In recent years, budget resolutions have become more about political messaging and less about actual fiscal guidance. The delayed fiscal year 2017 budget resolution now under consideration is a good example. Its purpose is not to set in place a blueprint for the fiscal year, which is one-third over, but to establish a fast-track mechanism for repeal of the Affordable Care Act.
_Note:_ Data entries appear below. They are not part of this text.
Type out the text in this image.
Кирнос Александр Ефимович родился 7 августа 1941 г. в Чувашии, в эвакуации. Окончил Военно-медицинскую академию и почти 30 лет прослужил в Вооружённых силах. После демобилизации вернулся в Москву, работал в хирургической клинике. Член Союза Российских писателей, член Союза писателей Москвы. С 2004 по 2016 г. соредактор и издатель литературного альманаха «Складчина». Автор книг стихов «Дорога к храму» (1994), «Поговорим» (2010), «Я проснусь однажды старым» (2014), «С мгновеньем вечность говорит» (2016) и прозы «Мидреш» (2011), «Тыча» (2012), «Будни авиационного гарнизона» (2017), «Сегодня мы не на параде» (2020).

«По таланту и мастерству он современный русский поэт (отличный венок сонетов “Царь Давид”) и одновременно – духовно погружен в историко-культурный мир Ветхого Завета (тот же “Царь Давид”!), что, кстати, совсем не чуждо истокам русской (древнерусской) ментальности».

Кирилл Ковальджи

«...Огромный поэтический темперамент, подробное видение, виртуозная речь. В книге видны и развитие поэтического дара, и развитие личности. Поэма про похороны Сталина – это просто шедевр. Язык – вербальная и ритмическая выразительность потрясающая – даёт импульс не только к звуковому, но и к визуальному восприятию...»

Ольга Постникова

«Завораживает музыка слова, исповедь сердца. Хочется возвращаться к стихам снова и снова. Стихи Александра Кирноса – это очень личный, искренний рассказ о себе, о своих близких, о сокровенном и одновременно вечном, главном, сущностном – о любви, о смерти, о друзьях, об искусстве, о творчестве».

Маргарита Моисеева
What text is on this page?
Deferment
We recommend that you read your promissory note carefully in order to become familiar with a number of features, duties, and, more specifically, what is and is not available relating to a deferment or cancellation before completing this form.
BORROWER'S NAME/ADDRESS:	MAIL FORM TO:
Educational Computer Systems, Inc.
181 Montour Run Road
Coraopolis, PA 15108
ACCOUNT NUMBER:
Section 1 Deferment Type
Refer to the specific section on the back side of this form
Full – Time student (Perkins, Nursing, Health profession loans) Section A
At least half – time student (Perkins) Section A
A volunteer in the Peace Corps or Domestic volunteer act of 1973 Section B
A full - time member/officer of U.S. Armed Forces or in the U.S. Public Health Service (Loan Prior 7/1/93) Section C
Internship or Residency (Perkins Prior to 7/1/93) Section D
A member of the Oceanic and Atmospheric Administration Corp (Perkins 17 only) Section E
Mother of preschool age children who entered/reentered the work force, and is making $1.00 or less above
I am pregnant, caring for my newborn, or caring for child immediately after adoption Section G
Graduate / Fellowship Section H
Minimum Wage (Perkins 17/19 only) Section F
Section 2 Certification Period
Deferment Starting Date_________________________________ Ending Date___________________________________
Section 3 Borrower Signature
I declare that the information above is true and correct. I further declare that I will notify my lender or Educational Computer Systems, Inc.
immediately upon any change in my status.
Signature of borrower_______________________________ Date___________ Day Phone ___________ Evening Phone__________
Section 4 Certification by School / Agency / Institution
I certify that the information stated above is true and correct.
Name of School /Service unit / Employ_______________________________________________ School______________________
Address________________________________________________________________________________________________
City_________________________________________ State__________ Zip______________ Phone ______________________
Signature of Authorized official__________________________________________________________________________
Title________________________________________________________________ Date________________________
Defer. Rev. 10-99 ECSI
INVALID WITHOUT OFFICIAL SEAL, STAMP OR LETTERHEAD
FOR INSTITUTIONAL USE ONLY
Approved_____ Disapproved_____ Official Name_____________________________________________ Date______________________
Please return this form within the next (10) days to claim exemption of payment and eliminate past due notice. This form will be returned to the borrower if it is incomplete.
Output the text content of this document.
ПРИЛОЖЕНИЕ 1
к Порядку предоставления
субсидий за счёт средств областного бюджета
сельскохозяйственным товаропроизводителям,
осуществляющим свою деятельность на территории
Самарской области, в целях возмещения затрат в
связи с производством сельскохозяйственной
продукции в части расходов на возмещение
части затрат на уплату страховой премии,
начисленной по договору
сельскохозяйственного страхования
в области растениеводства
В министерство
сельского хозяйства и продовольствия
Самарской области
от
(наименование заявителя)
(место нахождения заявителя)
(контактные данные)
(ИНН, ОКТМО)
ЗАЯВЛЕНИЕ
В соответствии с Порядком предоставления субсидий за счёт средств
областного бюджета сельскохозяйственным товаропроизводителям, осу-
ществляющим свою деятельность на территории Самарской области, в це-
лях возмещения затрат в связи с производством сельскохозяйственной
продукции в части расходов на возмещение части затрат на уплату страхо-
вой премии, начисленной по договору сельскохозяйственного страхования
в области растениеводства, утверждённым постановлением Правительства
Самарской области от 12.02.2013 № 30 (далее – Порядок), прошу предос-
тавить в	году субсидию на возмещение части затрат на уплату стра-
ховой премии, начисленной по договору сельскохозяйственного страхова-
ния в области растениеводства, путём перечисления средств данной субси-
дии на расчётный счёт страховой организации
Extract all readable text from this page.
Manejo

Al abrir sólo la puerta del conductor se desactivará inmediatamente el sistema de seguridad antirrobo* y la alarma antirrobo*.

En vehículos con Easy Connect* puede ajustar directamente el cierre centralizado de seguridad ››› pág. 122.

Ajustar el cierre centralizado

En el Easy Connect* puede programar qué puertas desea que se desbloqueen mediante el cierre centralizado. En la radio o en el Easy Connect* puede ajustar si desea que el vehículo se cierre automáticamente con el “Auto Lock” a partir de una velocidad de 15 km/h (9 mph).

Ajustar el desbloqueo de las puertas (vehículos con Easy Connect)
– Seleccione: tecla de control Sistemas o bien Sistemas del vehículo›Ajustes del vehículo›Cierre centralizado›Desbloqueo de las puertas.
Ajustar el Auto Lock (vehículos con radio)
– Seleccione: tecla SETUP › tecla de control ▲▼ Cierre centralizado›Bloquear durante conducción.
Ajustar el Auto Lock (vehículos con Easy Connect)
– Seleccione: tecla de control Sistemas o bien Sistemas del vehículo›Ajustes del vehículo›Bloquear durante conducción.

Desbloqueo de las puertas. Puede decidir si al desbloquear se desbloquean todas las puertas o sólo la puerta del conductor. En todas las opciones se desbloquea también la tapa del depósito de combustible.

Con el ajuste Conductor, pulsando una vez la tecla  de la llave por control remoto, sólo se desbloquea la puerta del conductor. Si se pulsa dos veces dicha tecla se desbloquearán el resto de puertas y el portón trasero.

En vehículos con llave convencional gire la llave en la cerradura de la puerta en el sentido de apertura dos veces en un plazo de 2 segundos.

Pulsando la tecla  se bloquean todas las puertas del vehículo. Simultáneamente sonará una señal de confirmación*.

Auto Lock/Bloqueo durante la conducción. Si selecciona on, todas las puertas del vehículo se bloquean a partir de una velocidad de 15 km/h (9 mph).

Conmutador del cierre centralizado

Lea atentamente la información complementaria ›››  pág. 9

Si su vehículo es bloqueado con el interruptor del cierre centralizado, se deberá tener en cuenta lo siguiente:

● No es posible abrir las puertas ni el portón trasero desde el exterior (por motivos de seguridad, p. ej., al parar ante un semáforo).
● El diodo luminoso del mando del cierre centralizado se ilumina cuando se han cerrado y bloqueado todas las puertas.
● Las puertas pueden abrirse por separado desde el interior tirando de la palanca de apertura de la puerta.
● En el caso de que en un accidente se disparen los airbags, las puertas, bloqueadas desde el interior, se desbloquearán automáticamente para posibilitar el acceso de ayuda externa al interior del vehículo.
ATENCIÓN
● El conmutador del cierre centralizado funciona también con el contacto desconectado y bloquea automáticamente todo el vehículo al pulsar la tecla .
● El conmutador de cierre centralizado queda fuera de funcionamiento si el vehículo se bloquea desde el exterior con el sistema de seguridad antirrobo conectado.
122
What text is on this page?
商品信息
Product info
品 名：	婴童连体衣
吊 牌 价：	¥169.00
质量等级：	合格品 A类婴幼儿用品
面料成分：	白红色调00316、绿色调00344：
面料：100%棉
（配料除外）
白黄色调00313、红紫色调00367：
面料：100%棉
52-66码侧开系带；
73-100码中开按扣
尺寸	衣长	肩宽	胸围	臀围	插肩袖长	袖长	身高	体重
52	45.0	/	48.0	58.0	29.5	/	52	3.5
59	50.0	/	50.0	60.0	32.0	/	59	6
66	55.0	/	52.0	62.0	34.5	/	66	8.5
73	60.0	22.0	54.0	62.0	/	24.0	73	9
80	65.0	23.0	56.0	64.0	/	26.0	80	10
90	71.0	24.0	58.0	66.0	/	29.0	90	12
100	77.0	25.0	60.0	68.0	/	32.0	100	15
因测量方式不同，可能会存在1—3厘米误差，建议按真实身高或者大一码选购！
The numbers are merely incidental and bear no relationship to Republican policy proposals.

The coalition urged Congress to raise the debt limit in a timely manner to avoid problems with the U.S. credit rating and to ensure that a repeal of the Affordable Care Act simultaneously includes a replacement.

At the Committee for a Responsible Federal Budget, they put out a report last week that said repeal of Obamacare without a replacement would leave 23 million Americans uninsured while it would actually cost the federal government $350 billion over a decade. That amount drops to $150 billion if the always-controversial dynamic scoring method is used. That approach attempts to estimate increased economic activity over the next 10 years due to changes in taxes and spending.

Maya MacGuineas, president of CRFB, wrote an opinion piece earlier this week that said a more likely outcome in the House and Senate is some kind of staggered approach involving immediately repealing the ACA mandates and taxes (essentially gutting the program) while delaying the repeal of the other coverage provisions as a replacement package is crafted. That approach would potentially save from $550 billion (for two years) to $300 billion (for four years.)

The CFRB has warned that full repeal of the ACA would spell big trouble for the Medicare program. Under current law, CBO projects Medicare’s Part A trust fund for hospitalization will exhaust its reserve by 2026. But full repeal of Obamacare would hasten that insolvency date to 2021 and more than triple the program’s 10-year deficit.